Standing in sharp contrast to nearly every game I’ve ever played is Dragon Age: Origins, a title that feels remarkably organic. Unlike say, the moral dilemmas presented by Fallout 3, choices in Dragon Age are subtle and influence a range a consequences. Not only do decisions directly affect players, they influence the protagonist’s relationships with other NPCs. While the main storyline follows a fairly linear path, it’s the small interactional deviations that give’s Dragon Age its natural vibe, and make the title a must-play experience for role-playing aficionados.
At the game’s commencement, players pick a gender, race and class. Depending on the adventurer’s choice, one or two or six available backgrounds will be become available. These are the game’s ‘origins’, three hour prologues to the title’s main story. Each of the back stories are remarkably different in tone, but serve to show the variety of backgrounds that compose the Grey Wardens- the game’s diverse band of heroes tasked with the elimination of the nefarious Darkspawn. Bioware’s deft handling of emblematic fantasy tropes is especially fascinating, as dwarves have a rigid caste system, and elves are part of a subverted underclass.
Once players have completed the game’s preface, the adventure opens up exponentially, as players are tasked with creating (and maintaining) an adventuring party.

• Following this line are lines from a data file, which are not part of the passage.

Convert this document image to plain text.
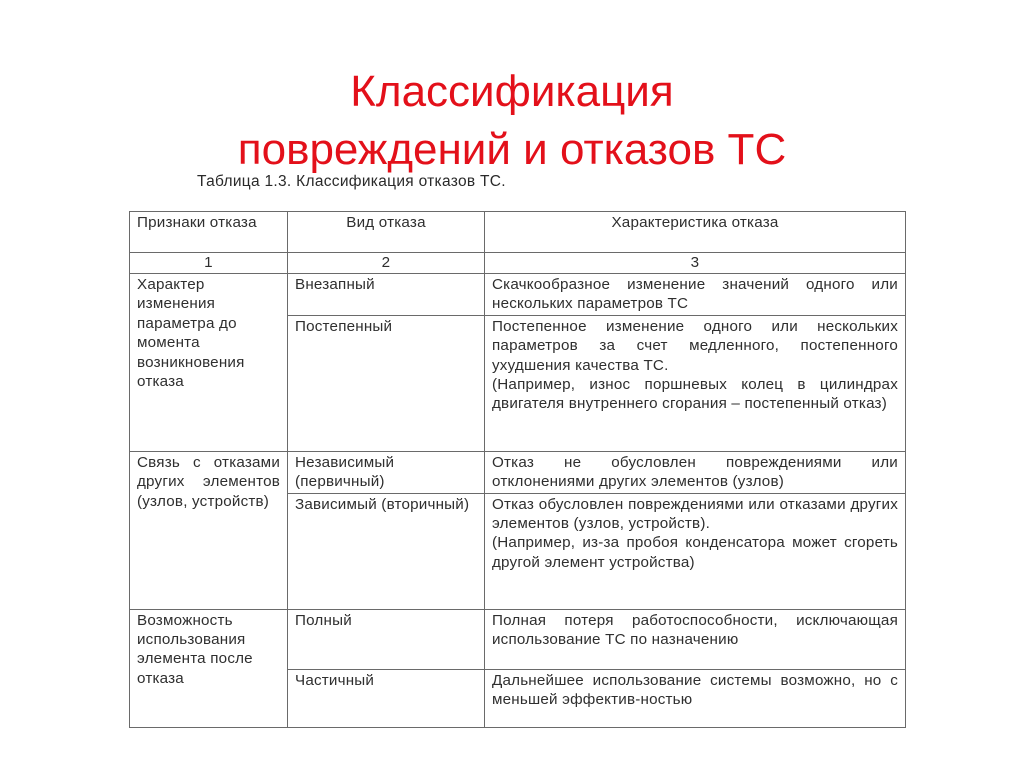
Классификация
повреждений и отказов ТС
Таблица 1.3. Классификация отказов ТС.
Признаки отказа	Вид отказа	Характеристика отказа
1	2	3
Характер изменения параметра до момента возникновения отказа	Внезапный	Скачкообразное изменение значений одного или нескольких параметров ТС
	Постепенный	Постепенное изменение одного или нескольких параметров за счет медленного, постепенного ухудшения качества ТС.
(Например, износ поршневых колец в цилиндрах двигателя внутреннего сгорания – постепенный отказ)

Связь с отказами других элементов (узлов, устройств)	Независимый (первичный)	Отказ не обусловлен повреждениями или отклонениями других элементов (узлов)
	Зависимый (вторичный)	Отказ обусловлен повреждениями или отказами других элементов (узлов, устройств).
(Например, из-за пробоя конденсатора может сгореть другой элемент устройства)

Возможность использования элемента после отказа	Полный	Полная потеря работоспособности, исключающая использование ТС по назначению
	Частичный	Дальнейшее использование системы возможно, но с меньшей эффектив-ностью
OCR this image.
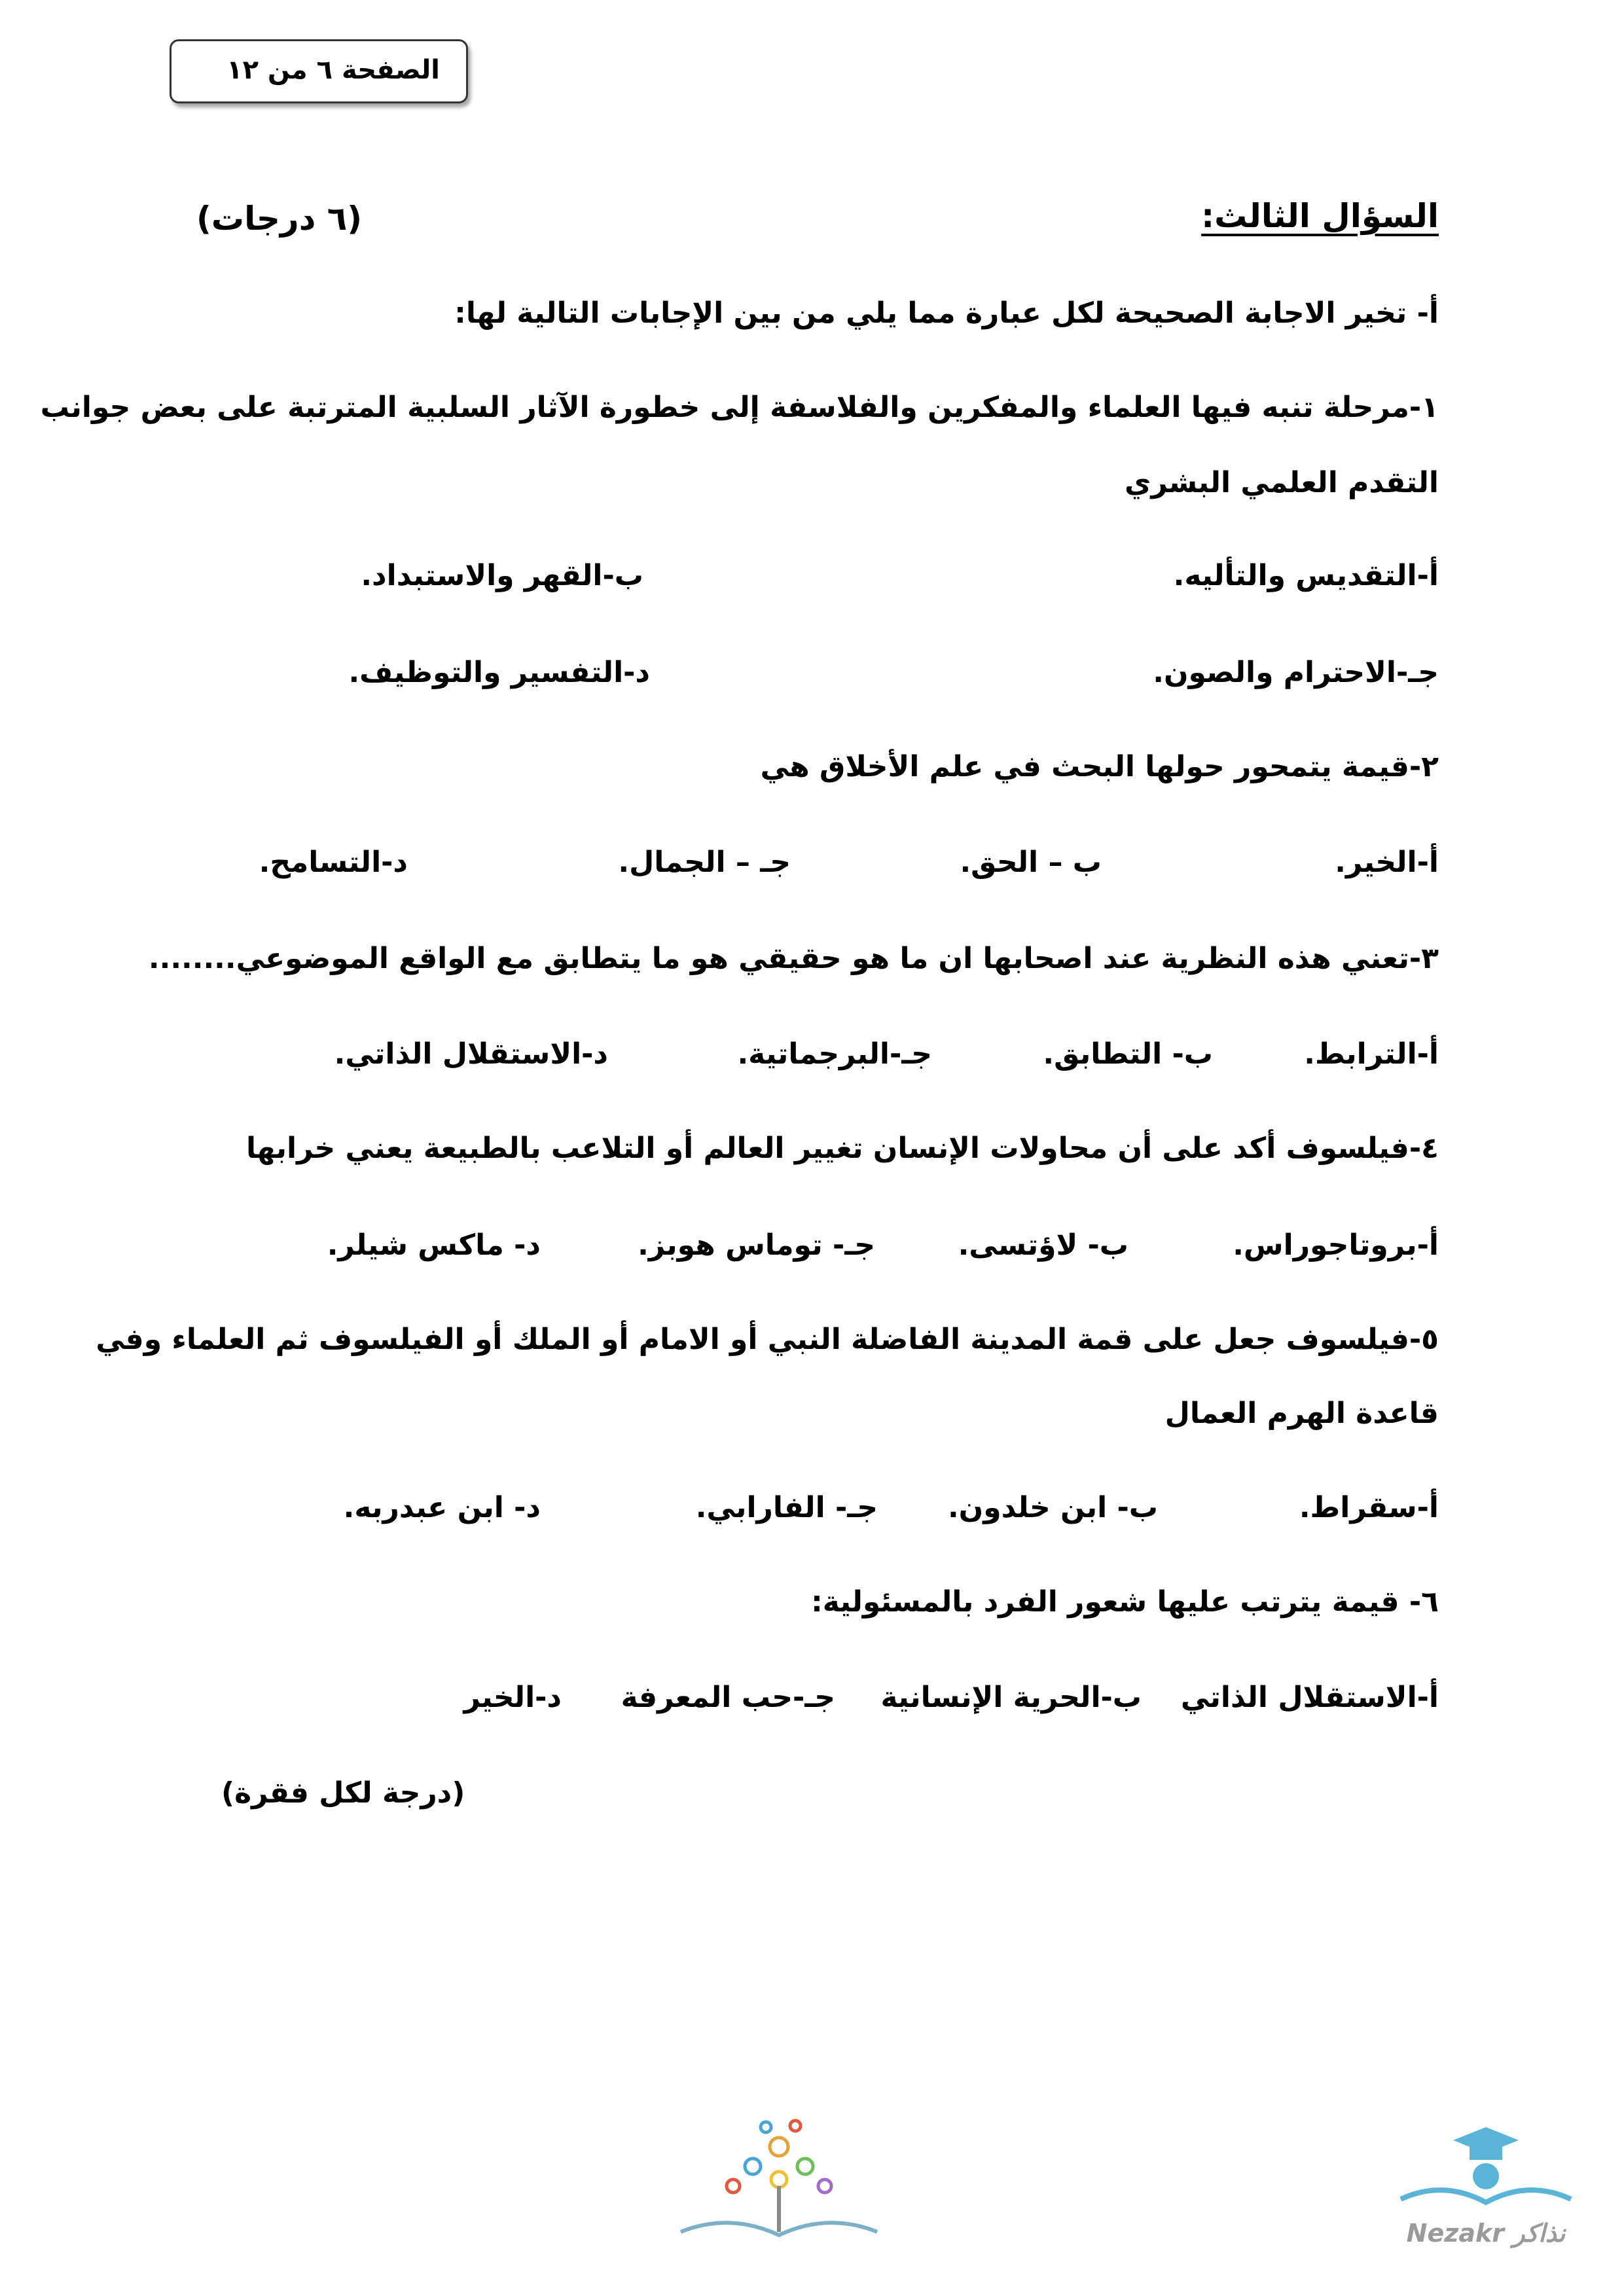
الصفحة ٦ من ١٢
السؤال الثالث:
(٦ درجات)
أ- تخير الاجابة الصحيحة لكل عبارة مما يلي من بين الإجابات التالية لها:
١-مرحلة تنبه فيها العلماء والمفكرين والفلاسفة إلى خطورة الآثار السلبية المترتبة على بعض جوانب
التقدم العلمي البشري
أ-التقديس والتأليه.
ب-القهر والاستبداد.
جـ-الاحترام والصون.
د-التفسير والتوظيف.
٢-قيمة يتمحور حولها البحث في علم الأخلاق هي
أ-الخير.
ب – الحق.
جـ – الجمال.
د-التسامح.
٣-تعني هذه النظرية عند اصحابها ان ما هو حقيقي هو ما يتطابق مع الواقع الموضوعي........
أ-الترابط.
ب- التطابق.
جـ-البرجماتية.
د-الاستقلال الذاتي.
٤-فيلسوف أكد على أن محاولات الإنسان تغيير العالم أو التلاعب بالطبيعة يعني خرابها
أ-بروتاجوراس.
ب- لاؤتسى.
جـ- توماس هوبز.
د- ماكس شيلر.
٥-فيلسوف جعل على قمة المدينة الفاضلة النبي أو الامام أو الملك أو الفيلسوف ثم العلماء وفي
قاعدة الهرم العمال
أ-سقراط.
ب- ابن خلدون.
جـ- الفارابي.
د- ابن عبدربه.
٦- قيمة يترتب عليها شعور الفرد بالمسئولية:
أ-الاستقلال الذاتي
ب-الحرية الإنسانية
جـ-حب المعرفة
د-الخير
(درجة لكل فقرة)
Nezakr نذاكر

Each of the different factions in Dragon’s Age’s world has its own priorities that must be attended to before they can commit to the gamer’s militia. These recruitment quests are both stirring and amazingly intricate, as players are lead through boundless tests of allegiances, where each decision is superbly murky.
One of the fundamental components of any RPG is its combat system- its quality can make or break a game. Few gamers are willing to trek through a protracted adventure if battles feel unfulfilling. On the upper skill levels, Dragon’s Ages skirmishes are consistently challenging and gratifying. Although conflict plays out in real time, it’s mostly statistically-based, examining the difference in attack and defense scores to inmate a successful strike. Players can pause the action at any time to bring up the game’s rotary command ring, which can order team members to quaff a potion, or even alter their tactics. While most of the game’s sword and arrow fodder are easily dispatched, larger foes will require a healthy dose of micro-management to slay.
Role players with an insatiable loot fetish, should find gratification in Dragon Age: Origins. Defeated foes, chests, and other treasure-concealing containers offer an eye-catching shimmer to entice inspection. Players will find the requisite collection of weapons, armor, potions, and coinage; only in the game’s later hours does the plunder ever edge on redundancy. As is typical to the genre, weapons and armor have powers that alter the player’s statistics, or even be augmented with a found rune.
Visually, Dragon Age seems stifled by its single disk of content. While the game’s characters and settings are competently rendered, sporadic close-up shots can look blurry or pixelated. The title’s single signature effect is an enduring blood splatter on characters faces and armor, which seems to convey the savagery to combat. The game’s aural palette stands out as an RPG exemplar; both the game’s stirring music and voice-over work are of the highest caliber.
Dragon Age: Origins offers one of the most expansive and intricate role-playing experiences ever presented to console gamers. Although novice adventurers may be overcome by the title’s complexity and duration, RPG veterans will bask in the game’s dazzling discursiveness. From the title’s exceptional voice-work to its consummate weaving of narrative fibers, Dragon Age: Origins stands as one of most immersive gaming experiences on the current hardware generation.